I was lying on the couch at the beach shack the yesterday, reading after having just had breakfast, when my phone rang. It was a journalist from Adelaide radio wanting comment on something related to mobile phones.
“You are a expert on mobile phone culture right?” he said.
I told him I was driving and would ring him back later, he gave me a number I didn’t write down. I felt a little ashamed to lie to him, but also a little self righteously glad and I realised then how my attitude to dealing with journalists and the media had changed over the past few years. Even though I’d worked at a few other Universities, after starting at UTS 5 years ago I came onto the media radar strongly, firstly around blogging and then around mobile cultures.
Even when these calls started running at five or six a week (and I felt like I had to spend time preparing for the radio and TV spots) I felt like this is what academics were supposed to do. Contribute to the public conversation, be a public resource in some small way speaking through the media. Which is how I ended up on 2UE during the Cronulla riots debating the content of the text messages flying back and forth. But also how I ended up in the Courier-Mail entertainment section before Christmas pontificating on the way young people interact with the world through mobile devices.
I’ve stopped returning the calls now, disillusioned with the idea that participating was doing anyone any good except for the media companies hungry for free content from “experts”. For a while I had an ABC-only policy to callbacks but even that got tired after a while. In short I was worn down by the ceaseless inanity of the requests and the conversations, the clueless journalists with no idea about what they are asking or who they are talking to, keyboards clattering away in the background as they soundbite your impromptu spray delivered from the office chair.

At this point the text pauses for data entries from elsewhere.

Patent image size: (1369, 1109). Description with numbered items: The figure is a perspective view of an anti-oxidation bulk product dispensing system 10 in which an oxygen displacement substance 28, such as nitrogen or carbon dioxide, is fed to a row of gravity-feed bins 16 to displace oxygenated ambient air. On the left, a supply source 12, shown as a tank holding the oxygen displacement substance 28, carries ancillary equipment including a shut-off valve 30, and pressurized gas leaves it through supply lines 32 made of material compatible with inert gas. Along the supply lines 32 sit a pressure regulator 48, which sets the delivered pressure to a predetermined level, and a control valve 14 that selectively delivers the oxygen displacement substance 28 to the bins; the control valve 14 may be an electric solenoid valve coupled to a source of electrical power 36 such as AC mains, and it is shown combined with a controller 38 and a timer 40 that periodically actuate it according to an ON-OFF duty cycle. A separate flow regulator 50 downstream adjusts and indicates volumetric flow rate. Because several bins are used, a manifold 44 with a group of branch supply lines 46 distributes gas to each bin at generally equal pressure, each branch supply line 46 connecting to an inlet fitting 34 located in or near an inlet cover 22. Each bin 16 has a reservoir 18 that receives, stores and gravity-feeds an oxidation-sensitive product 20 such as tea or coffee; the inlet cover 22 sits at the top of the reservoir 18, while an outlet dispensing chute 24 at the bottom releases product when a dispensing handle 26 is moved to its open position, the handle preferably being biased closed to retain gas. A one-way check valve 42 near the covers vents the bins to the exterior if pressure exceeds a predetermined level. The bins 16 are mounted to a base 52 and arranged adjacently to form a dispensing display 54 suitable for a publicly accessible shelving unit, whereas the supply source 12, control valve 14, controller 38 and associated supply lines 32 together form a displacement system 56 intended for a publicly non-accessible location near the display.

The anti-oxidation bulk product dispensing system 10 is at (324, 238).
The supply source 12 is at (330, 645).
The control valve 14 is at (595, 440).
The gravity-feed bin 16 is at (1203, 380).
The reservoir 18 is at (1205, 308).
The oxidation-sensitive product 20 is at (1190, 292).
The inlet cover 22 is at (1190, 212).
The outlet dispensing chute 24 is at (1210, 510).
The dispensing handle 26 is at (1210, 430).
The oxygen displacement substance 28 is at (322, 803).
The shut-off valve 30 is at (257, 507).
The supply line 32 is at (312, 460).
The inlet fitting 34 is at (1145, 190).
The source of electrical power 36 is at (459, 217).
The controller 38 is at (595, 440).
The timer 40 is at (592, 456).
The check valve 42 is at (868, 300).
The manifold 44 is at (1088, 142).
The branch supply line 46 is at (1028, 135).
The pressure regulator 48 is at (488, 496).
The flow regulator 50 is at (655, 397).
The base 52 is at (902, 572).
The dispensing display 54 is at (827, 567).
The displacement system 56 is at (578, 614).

The guilt I still feel about having taken this attitude is related to two things, firstly if no-one participates in the endless spectacle for these reasons all you end up with is people with a particularly crazy axe to grind like Hetty Johnson. These people make great media fodder, always up for an outraged/combative quote. And the second reason is that media is of course a kind of public space, especially in terms of broadcast media where public airspace is used under publicly granted license. It feels wrong not to contribute in some small way if you have the opportunity, leaving it to the news pros and the axe grinders they feed on, but for me at least I’d prefer that feeling than opening the floodgates again.